Forss begriff den Heckmeck, den das medizinische Personal hier entfachte, noch immer nicht. Sie ärgerte sich. Die Ärztin hatte bisher nicht mehr als vage Andeutungen gemacht. Unter dieser Prämisse hätte Forss gar nicht erst herkommen sollen. Wozu sollte sie sich eine dämliche Vase ansehen? Oder einen selbst getöpferten Aschenbecher? Heutzutage rauchte eh niemand mehr. Und wäre nicht Julias Mutter die richtige Adressatin solcher Sentimentalitäten oder meinetwegen sogar Therapieerfolge? Vielleicht würde sie verzückt die Hände über dem Kopf zusammenschlagen ob der formgewordenen Fortschritte und des kreativen Potenzials ihrer Tochter, nachdem die Eltern sich in den vergangenen Jahren offenbar nicht allzu sehr um ihre Kinder gekümmert hatten. Aber wer war sie schon, um über die Bindungen und Beziehungen anderer Menschen zu richten, sie, die ungekrönte Königin der einsamen Wölfe?

Das Quietschen der Kunststoffclogs auf dem Kachelboden der Werkstatträumlichkeiten trieb sie in den Wahnsinn. Wie konnten Leute so arbeiten? Endlich standen sie vor dem Brennofen. Der Kunsttherapeut zog sich zwei bereitliegende Ofenhandschuhe an, blickte aufs Thermometer, brummte zufrieden und drehte an einem tellergroßen Rad, das die Tür des wuchtigen, hohen Metallkastens verschloss, und zog sie auf. Forss machte intuitiv einen Schritt zurück, dennoch spürte sie auf dem Gesicht die Hitze, die ihr entgegenkam.

Der Mann griff mit beiden Händen beherzt in den Ofen und drehte sich mit einer gewissen Theatralik zu den beiden Frauen hinter ihm um.

»Vorsicht, heiß!«

Was er wie eine kostbare Krone auf den beiden Ofenhandschuhen hielt, war tatsächlich ein kleines Kunstwerk. Der apfelgroße, nahezu naturalistisch dargestellte Kopf eines Luchses. Sogar die charakteristischen Haarbüschel an den spitzen Ohren waren detailliert herausgearbeitet worden. Das Maul war weit geöffnet, sodass vier große Reißzähne zur Geltung kamen. Ein fauchendes, angriffslustiges Tier.
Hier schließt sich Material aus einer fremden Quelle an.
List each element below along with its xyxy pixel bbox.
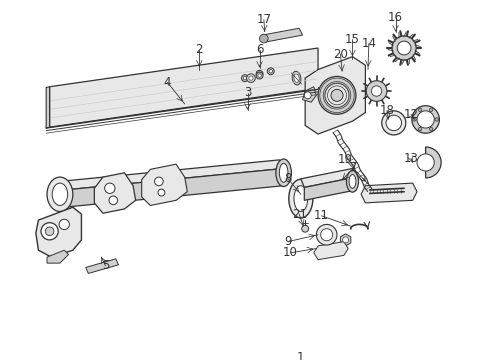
Circle shape — [268, 69, 272, 73]
Polygon shape — [302, 87, 316, 102]
Circle shape — [416, 111, 433, 128]
Circle shape — [342, 237, 348, 243]
Circle shape — [267, 68, 274, 75]
Circle shape — [330, 89, 342, 102]
Circle shape — [45, 227, 54, 235]
Polygon shape — [340, 234, 350, 246]
Ellipse shape — [275, 159, 291, 186]
Circle shape — [396, 41, 410, 55]
Circle shape — [317, 76, 355, 114]
Circle shape — [301, 225, 308, 232]
Circle shape — [417, 127, 421, 131]
Circle shape — [257, 74, 261, 77]
Circle shape — [320, 229, 332, 241]
Circle shape — [385, 115, 401, 131]
Ellipse shape — [52, 183, 67, 206]
Circle shape — [241, 75, 248, 82]
Text: 1: 1 — [297, 351, 304, 360]
Circle shape — [371, 86, 381, 96]
Text: 18: 18 — [379, 104, 393, 117]
Polygon shape — [313, 242, 347, 260]
Circle shape — [59, 219, 69, 230]
Polygon shape — [36, 207, 81, 257]
Polygon shape — [262, 28, 302, 42]
Circle shape — [257, 72, 261, 76]
Circle shape — [316, 224, 336, 245]
Text: 14: 14 — [361, 37, 376, 50]
Circle shape — [104, 183, 115, 193]
Polygon shape — [304, 177, 355, 200]
Text: 15: 15 — [345, 33, 359, 46]
Circle shape — [412, 118, 415, 121]
Circle shape — [428, 127, 432, 131]
Text: 10: 10 — [283, 246, 297, 259]
Polygon shape — [300, 168, 355, 188]
Ellipse shape — [348, 175, 355, 188]
Polygon shape — [47, 250, 68, 263]
Wedge shape — [425, 147, 440, 178]
Ellipse shape — [293, 74, 299, 82]
Circle shape — [154, 177, 163, 186]
Text: 8: 8 — [284, 172, 291, 185]
Ellipse shape — [346, 171, 358, 192]
Text: 12: 12 — [403, 108, 418, 121]
Circle shape — [248, 76, 253, 80]
Text: 6: 6 — [255, 43, 263, 56]
Circle shape — [41, 223, 58, 240]
Circle shape — [109, 196, 117, 204]
Text: 17: 17 — [256, 13, 271, 26]
Text: 21: 21 — [291, 208, 306, 221]
Circle shape — [158, 189, 164, 196]
Ellipse shape — [47, 177, 73, 212]
Text: 11: 11 — [313, 209, 328, 222]
Ellipse shape — [291, 71, 300, 85]
Polygon shape — [46, 87, 49, 128]
Ellipse shape — [293, 186, 307, 212]
Text: 16: 16 — [387, 12, 402, 24]
Polygon shape — [305, 57, 365, 134]
Text: 4: 4 — [163, 76, 171, 89]
Text: 7: 7 — [350, 161, 357, 174]
Polygon shape — [64, 168, 283, 207]
Polygon shape — [85, 259, 118, 274]
Text: 2: 2 — [195, 43, 203, 56]
Circle shape — [256, 72, 263, 79]
Polygon shape — [49, 48, 317, 127]
Circle shape — [428, 108, 432, 112]
Text: 5: 5 — [102, 259, 109, 272]
Circle shape — [259, 34, 267, 43]
Circle shape — [434, 118, 438, 121]
Circle shape — [256, 71, 263, 77]
Polygon shape — [142, 164, 187, 206]
Text: 20: 20 — [332, 48, 347, 60]
Circle shape — [411, 106, 439, 133]
Text: 3: 3 — [244, 86, 251, 99]
Ellipse shape — [279, 163, 287, 182]
Polygon shape — [360, 183, 416, 203]
Polygon shape — [94, 173, 135, 213]
Circle shape — [366, 81, 386, 102]
Text: 19: 19 — [337, 153, 352, 166]
Circle shape — [304, 92, 310, 99]
Circle shape — [391, 36, 415, 60]
Circle shape — [381, 111, 405, 135]
Circle shape — [416, 154, 433, 171]
Circle shape — [246, 74, 255, 82]
Circle shape — [243, 76, 246, 80]
Text: 9: 9 — [284, 235, 291, 248]
Polygon shape — [60, 160, 283, 190]
Circle shape — [325, 83, 348, 107]
Ellipse shape — [288, 179, 312, 218]
Text: 13: 13 — [403, 152, 418, 165]
Circle shape — [417, 108, 421, 112]
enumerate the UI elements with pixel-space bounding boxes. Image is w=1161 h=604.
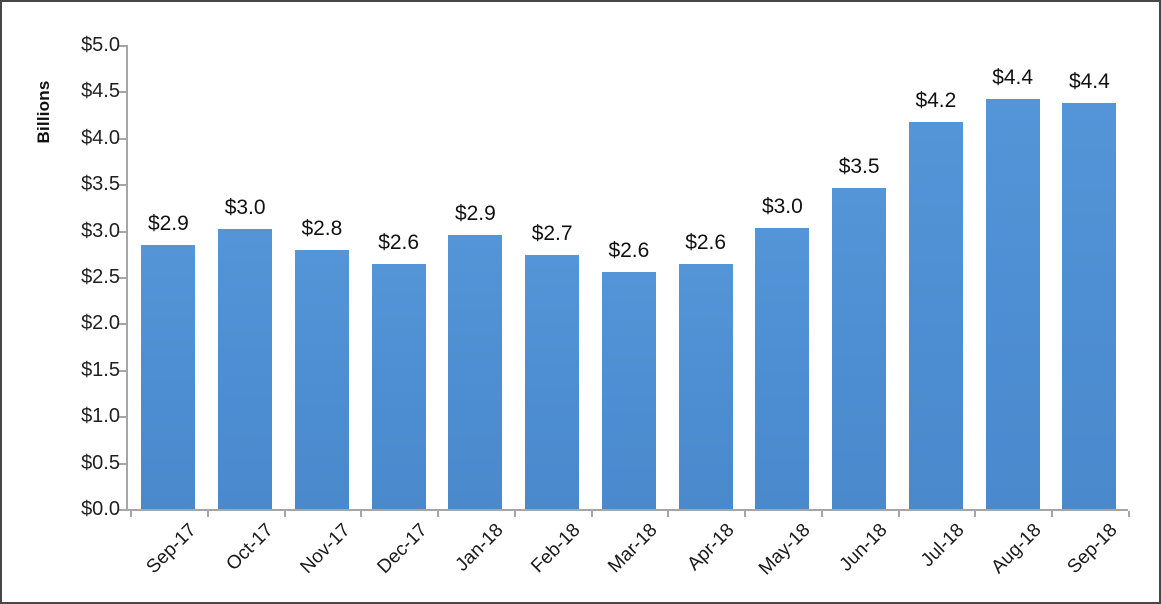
bar: [755, 227, 810, 509]
x-tick-mark: [1051, 511, 1053, 517]
y-tick-mark: [119, 184, 126, 187]
bar: [601, 272, 656, 509]
x-tick-label: Dec-17: [373, 519, 432, 578]
bar: [678, 264, 733, 509]
bar: [1062, 102, 1117, 509]
bar: [218, 228, 273, 509]
x-tick-label: Apr-18: [683, 519, 739, 575]
bar: [908, 122, 963, 509]
y-tick-label: $2.0: [81, 312, 120, 335]
x-tick-label: Feb-18: [527, 519, 585, 578]
x-tick-mark: [974, 511, 977, 517]
x-tick-label: Nov-17: [296, 519, 355, 578]
x-tick-mark: [590, 511, 593, 517]
bar: [525, 254, 580, 509]
bar: [371, 264, 426, 509]
bar-value-label: $2.9: [454, 202, 496, 226]
x-tick-label: Oct-17: [222, 519, 278, 575]
y-tick-label: $1.5: [81, 358, 120, 381]
bar: [832, 187, 887, 509]
x-tick-mark: [283, 511, 286, 517]
y-tick-mark: [119, 45, 126, 47]
x-tick-mark: [744, 511, 746, 517]
bar-value-label: $4.4: [992, 65, 1034, 89]
bar-value-label: $3.0: [761, 194, 803, 218]
y-tick-label: $0.0: [81, 498, 120, 520]
x-tick-mark: [437, 511, 439, 517]
y-axis-title: Billions: [34, 80, 53, 144]
y-tick-mark: [119, 416, 126, 419]
x-tick-label: Sep-17: [142, 519, 201, 578]
y-tick-mark: [119, 509, 126, 511]
bar: [448, 235, 503, 509]
y-tick-mark: [119, 323, 126, 326]
x-tick-label: Aug-18: [986, 519, 1046, 578]
x-tick-label: Jan-18: [451, 519, 508, 576]
y-tick-mark: [119, 462, 126, 465]
y-tick-mark: [119, 137, 126, 140]
bar-value-label: $3.0: [224, 195, 266, 219]
x-tick-mark: [360, 511, 363, 517]
y-axis-line: [126, 45, 128, 511]
x-tick-mark: [130, 511, 132, 517]
y-tick-label: $0.5: [81, 451, 120, 474]
bar-value-label: $2.7: [531, 221, 573, 245]
x-tick-label: Jul-18: [916, 519, 969, 572]
y-tick-label: $3.5: [81, 173, 120, 196]
y-tick-label: $4.0: [81, 126, 120, 149]
x-tick-mark: [1127, 511, 1130, 517]
y-tick-label: $4.5: [81, 80, 120, 103]
y-tick-mark: [119, 277, 126, 279]
bar-value-label: $2.8: [301, 217, 343, 241]
y-tick-label: $5.0: [81, 34, 120, 56]
y-tick-mark: [119, 91, 126, 94]
x-tick-label: May-18: [755, 519, 815, 580]
y-tick-mark: [119, 369, 126, 372]
x-tick-label: Jun-18: [835, 519, 892, 576]
y-tick-mark: [119, 230, 126, 233]
x-tick-label: Sep-18: [1063, 519, 1122, 578]
x-tick-mark: [667, 511, 670, 517]
x-tick-mark: [206, 511, 209, 517]
y-tick-label: $1.0: [81, 405, 120, 428]
bar-value-label: $2.6: [378, 231, 420, 254]
bar-value-label: $2.9: [147, 211, 189, 235]
x-tick-mark: [820, 511, 823, 517]
bar-value-label: $3.5: [838, 154, 880, 178]
bar-value-label: $4.4: [1068, 69, 1110, 93]
bar: [985, 98, 1040, 509]
y-tick-label: $3.0: [81, 219, 120, 242]
x-tick-mark: [513, 511, 516, 517]
x-tick-label: Mar-18: [604, 519, 662, 578]
bar-value-label: $2.6: [608, 239, 650, 263]
bar: [141, 244, 196, 509]
bar-value-label: $4.2: [915, 89, 957, 113]
bar: [294, 250, 349, 509]
bar-value-label: $2.6: [685, 231, 727, 254]
x-axis-line: [126, 509, 1128, 511]
y-tick-label: $2.5: [81, 266, 120, 288]
x-tick-mark: [897, 511, 900, 517]
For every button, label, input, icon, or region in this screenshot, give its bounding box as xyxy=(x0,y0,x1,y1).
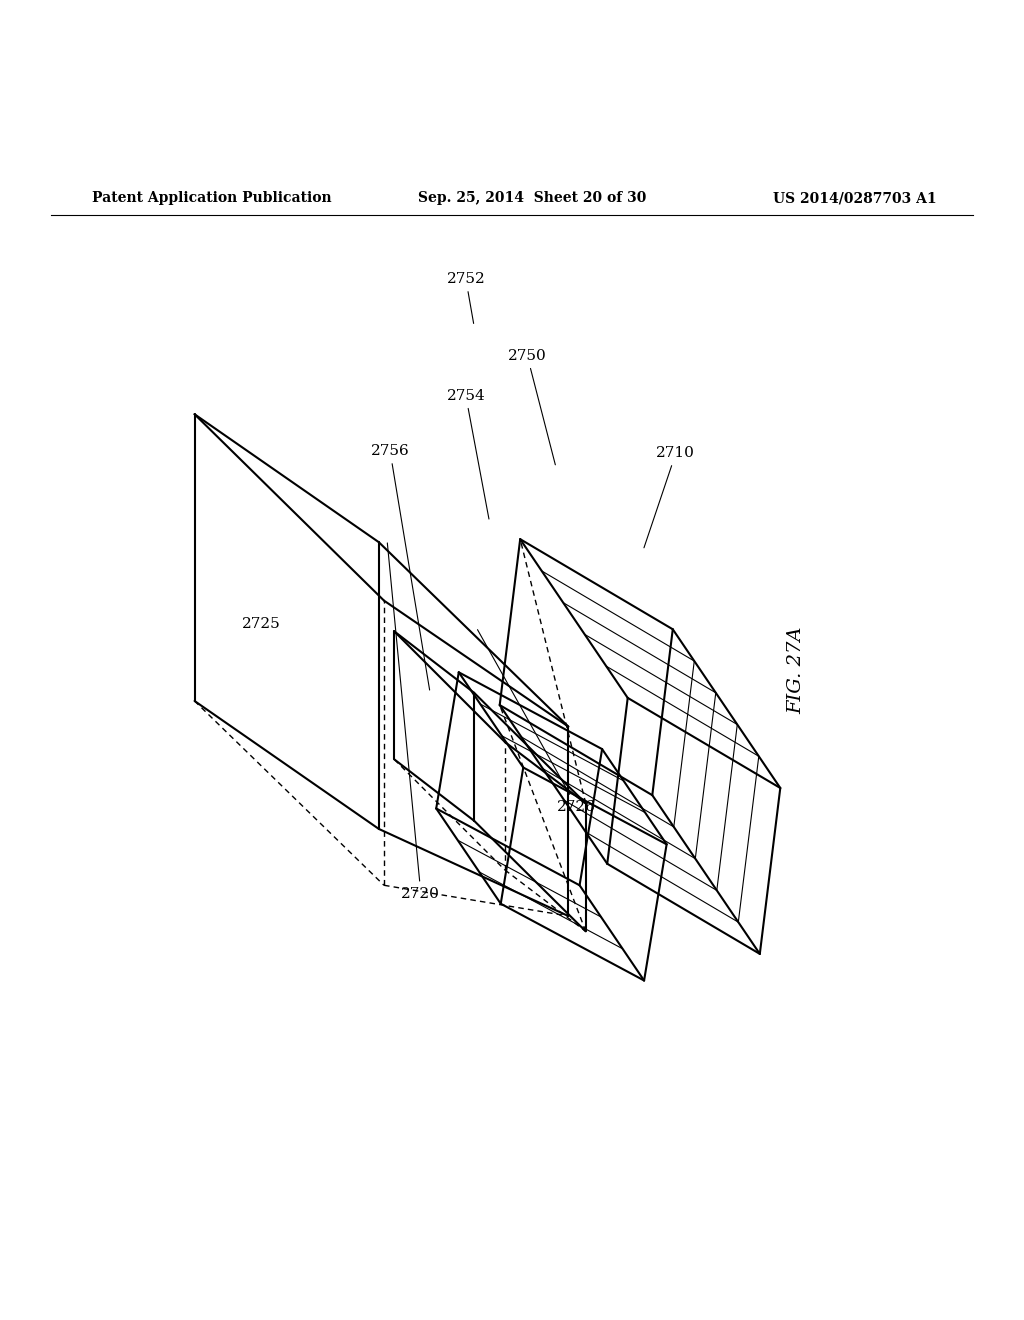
Text: US 2014/0287703 A1: US 2014/0287703 A1 xyxy=(773,191,937,205)
Text: Sep. 25, 2014  Sheet 20 of 30: Sep. 25, 2014 Sheet 20 of 30 xyxy=(418,191,646,205)
Text: 2710: 2710 xyxy=(644,446,695,548)
Text: 2752: 2752 xyxy=(446,272,485,323)
Text: FIG. 27A: FIG. 27A xyxy=(787,627,806,714)
Text: 2754: 2754 xyxy=(446,389,488,519)
Text: 2726: 2726 xyxy=(477,630,596,813)
Text: Patent Application Publication: Patent Application Publication xyxy=(92,191,332,205)
Text: 2756: 2756 xyxy=(371,445,430,690)
Text: 2720: 2720 xyxy=(387,543,440,900)
Text: 2725: 2725 xyxy=(242,618,281,631)
Text: 2750: 2750 xyxy=(508,348,555,465)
Wäre da nicht die klaffende Schusswunde in der Augenhöhle gewesen, sowie der überaus irritierende Umstand, dass sich die Nase des Luchses in etwas verlängerte, was wie ein erigierter Penis aussah.

»Holy shit« , entfuhr es Forss.

Auch die Ärztin starrte gebannt auf die kleine Skulptur.

»Ich bin weiß Gott keine Freudianerin«, sagte sie, »aber … darf ich?«

Ohne eine Antwort abzuwarten, griff sie beidhändig nach dem Kopf, hob ihn kurz an, schrie vor Schmerz auf und ließ ihn auf den Boden fallen, wo er in tausend Stücke zersprang.